[Openmcl-devel] Compiler warnings

Taoufik Dachraoui taoufik.dachraoui at wanadoo.fr
Sun Oct 18 09:05:43 PDT 2009


On Oct 18, 2009, at 5:47 PM, Greg Pfeil wrote:

>
>
> On 18 Oct 2009, at 11:30, Taoufik Dachraoui wrote:
>
>>
>> On Oct 18, 2009, at 4:54 PM, Greg Pfeil wrote:
>>
>>>
>>> [bringing back to the list, as I forgot to CC them on my last  
>>> message]
>>>
>>> On 18 Oct 2009, at 9:58, Taoufik Dachraoui wrote:
>>>
>>>> In our example:
>>>>
>>>> (setf x 1)
>>>> (THE fixnum x)
>>>>
>>>> The form x returns 1 and the type of 1 is fixnum thus I do not  
>>>> understand why the compiler
>>>> raise a warning; Suppose that the compiler raises an error  
>>>> instead of a warning
>>>> stating that the x is an undeclared free variable; this may be  
>>>> reasonable but it is not
>>>> compliant with the standard.
>>>
>>> Perhaps if I show you an analogous example at eval-time (as  
>>> opposed to compile-time) you will see how the warning that is  
>>> signaled has nothing to do with THE.
>>>
>>> ? (defun the* (type expr)
>>>  (declare (ignore type))
>>>  expr)
>>> THE*
>>> ? (the* 'fixnum x)
>>> > Error: Unbound variable: X
>>>
>>> Would you say here that THE* is signaling the error?
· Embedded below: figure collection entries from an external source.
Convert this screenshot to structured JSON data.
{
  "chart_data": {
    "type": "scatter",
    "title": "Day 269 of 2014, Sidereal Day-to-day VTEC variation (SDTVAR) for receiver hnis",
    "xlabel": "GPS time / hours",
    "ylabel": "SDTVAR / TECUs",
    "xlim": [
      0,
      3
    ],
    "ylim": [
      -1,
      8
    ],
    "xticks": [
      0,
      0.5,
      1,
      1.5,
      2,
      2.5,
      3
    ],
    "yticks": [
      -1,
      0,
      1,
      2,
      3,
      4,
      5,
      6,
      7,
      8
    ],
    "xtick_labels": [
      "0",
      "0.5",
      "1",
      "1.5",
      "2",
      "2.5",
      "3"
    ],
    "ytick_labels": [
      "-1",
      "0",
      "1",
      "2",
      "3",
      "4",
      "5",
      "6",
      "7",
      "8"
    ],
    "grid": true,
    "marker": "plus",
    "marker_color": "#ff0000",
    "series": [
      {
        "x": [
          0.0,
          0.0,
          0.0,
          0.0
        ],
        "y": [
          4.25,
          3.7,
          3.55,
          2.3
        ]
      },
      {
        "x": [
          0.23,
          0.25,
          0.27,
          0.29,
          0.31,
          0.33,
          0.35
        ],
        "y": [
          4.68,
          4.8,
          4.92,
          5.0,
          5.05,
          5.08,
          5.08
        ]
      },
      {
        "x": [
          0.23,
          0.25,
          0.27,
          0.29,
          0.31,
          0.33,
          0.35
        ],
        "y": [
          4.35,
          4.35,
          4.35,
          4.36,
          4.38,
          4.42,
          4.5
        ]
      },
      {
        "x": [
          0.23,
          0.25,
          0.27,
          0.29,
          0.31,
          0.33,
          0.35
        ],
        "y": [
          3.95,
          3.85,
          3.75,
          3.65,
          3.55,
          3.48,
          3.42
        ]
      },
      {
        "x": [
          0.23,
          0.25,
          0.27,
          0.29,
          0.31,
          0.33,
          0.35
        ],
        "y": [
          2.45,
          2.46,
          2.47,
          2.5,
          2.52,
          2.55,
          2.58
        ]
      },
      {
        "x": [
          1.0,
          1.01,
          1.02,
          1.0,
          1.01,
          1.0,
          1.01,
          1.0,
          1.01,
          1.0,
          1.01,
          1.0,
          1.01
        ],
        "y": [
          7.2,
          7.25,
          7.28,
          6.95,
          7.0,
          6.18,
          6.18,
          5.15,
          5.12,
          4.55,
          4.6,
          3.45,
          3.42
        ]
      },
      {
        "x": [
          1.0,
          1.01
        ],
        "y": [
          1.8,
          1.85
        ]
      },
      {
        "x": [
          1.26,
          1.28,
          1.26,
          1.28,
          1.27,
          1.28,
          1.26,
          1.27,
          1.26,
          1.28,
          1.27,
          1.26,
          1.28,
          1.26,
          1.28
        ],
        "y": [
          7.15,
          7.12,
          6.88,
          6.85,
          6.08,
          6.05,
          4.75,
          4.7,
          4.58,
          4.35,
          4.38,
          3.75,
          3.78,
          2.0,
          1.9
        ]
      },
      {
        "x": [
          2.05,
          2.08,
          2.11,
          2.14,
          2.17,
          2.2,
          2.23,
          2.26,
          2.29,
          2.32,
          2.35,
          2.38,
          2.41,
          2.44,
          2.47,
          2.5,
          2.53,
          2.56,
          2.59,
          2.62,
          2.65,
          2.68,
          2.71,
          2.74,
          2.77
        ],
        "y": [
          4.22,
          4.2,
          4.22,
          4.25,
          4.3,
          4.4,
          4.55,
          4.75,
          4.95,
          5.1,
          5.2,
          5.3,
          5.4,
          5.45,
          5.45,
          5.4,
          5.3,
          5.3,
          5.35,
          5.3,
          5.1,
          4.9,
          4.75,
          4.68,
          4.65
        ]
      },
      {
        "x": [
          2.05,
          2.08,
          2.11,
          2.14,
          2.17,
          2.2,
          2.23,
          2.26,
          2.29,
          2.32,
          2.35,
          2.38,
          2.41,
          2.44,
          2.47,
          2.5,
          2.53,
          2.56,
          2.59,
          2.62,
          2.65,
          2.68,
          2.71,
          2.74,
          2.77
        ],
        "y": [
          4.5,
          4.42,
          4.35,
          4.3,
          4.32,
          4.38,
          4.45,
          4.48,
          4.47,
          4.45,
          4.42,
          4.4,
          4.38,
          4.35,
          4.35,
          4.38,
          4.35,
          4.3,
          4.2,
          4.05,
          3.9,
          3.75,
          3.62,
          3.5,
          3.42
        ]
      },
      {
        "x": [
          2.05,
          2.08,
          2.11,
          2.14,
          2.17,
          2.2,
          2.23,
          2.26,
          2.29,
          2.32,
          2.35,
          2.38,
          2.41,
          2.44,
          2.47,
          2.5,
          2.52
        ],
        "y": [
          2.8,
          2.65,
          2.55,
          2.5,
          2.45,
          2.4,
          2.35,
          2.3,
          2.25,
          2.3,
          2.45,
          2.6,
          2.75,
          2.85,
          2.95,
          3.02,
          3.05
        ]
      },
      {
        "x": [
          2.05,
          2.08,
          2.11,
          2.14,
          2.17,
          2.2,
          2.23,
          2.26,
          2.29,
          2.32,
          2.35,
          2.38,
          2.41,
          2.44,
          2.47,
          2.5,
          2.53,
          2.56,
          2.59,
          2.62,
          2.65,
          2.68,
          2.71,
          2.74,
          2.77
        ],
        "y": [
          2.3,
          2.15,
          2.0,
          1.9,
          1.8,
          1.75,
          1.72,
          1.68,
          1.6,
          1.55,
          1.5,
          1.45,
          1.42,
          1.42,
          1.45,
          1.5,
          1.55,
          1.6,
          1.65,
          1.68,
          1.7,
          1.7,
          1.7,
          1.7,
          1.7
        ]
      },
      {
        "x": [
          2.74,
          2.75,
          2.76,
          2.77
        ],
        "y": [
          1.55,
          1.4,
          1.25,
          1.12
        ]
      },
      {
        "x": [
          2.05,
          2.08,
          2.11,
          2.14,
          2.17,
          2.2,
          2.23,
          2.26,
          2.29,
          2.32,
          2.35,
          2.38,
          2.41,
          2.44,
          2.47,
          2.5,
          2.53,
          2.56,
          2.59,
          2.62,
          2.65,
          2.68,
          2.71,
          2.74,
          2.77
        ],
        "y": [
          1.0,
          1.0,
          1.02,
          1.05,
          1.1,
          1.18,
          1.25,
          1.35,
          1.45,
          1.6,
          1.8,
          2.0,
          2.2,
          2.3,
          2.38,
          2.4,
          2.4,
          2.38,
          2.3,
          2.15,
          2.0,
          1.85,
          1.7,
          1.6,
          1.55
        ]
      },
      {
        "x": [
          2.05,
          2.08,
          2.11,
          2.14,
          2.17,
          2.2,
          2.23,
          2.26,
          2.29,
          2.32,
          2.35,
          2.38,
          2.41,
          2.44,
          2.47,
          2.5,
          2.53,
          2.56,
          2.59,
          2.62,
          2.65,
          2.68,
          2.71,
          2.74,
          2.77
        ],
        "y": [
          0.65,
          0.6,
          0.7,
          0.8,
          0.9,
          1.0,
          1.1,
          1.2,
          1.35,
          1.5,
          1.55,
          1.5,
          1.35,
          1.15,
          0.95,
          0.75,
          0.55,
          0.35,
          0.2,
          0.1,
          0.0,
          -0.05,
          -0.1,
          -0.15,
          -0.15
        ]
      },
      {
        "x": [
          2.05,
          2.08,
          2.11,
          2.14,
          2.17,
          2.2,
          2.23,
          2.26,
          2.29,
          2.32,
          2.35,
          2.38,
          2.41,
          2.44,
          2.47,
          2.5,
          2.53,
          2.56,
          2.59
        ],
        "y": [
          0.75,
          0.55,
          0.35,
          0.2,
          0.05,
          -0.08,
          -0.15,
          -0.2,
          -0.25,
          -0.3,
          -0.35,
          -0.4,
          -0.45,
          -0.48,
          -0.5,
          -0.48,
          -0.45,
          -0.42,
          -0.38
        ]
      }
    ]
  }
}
The function  
>>> THE* has not yet been called at the point of the error. The error  
>>> exists merely because the form has the undeclared (and thus  
>>> unbound) variable X in it.
>>>
>>
>> ? (setf x 1)
>> 1
>> ? (defun the* (type expr)
>>  (declare (ignore type))
>>  expr)
>> THE*
>> ? (the* 'fixnum x)
>> 1
>> ?
>>
>> So here you see you do not get an error (you just forgot to setf x)
>
> No, I didn't forget to setf x, you missed the point of the example.  
> The point is that a warning/error/whatever can be signaled without  
> it being caused by the outermost form. It is clear (or so I had  
> hoped) in my example that X is evaluated (and signals an error)  
> before (THE* ...) is evaluated.
>
> In a similar fashion, X is compiled (and signals an warning) before  
> (THE ...) is evaluated. IE, the warning that is raised has nothing  
> to do with THE.
>
so (+ x 1) will raise an error? it does not.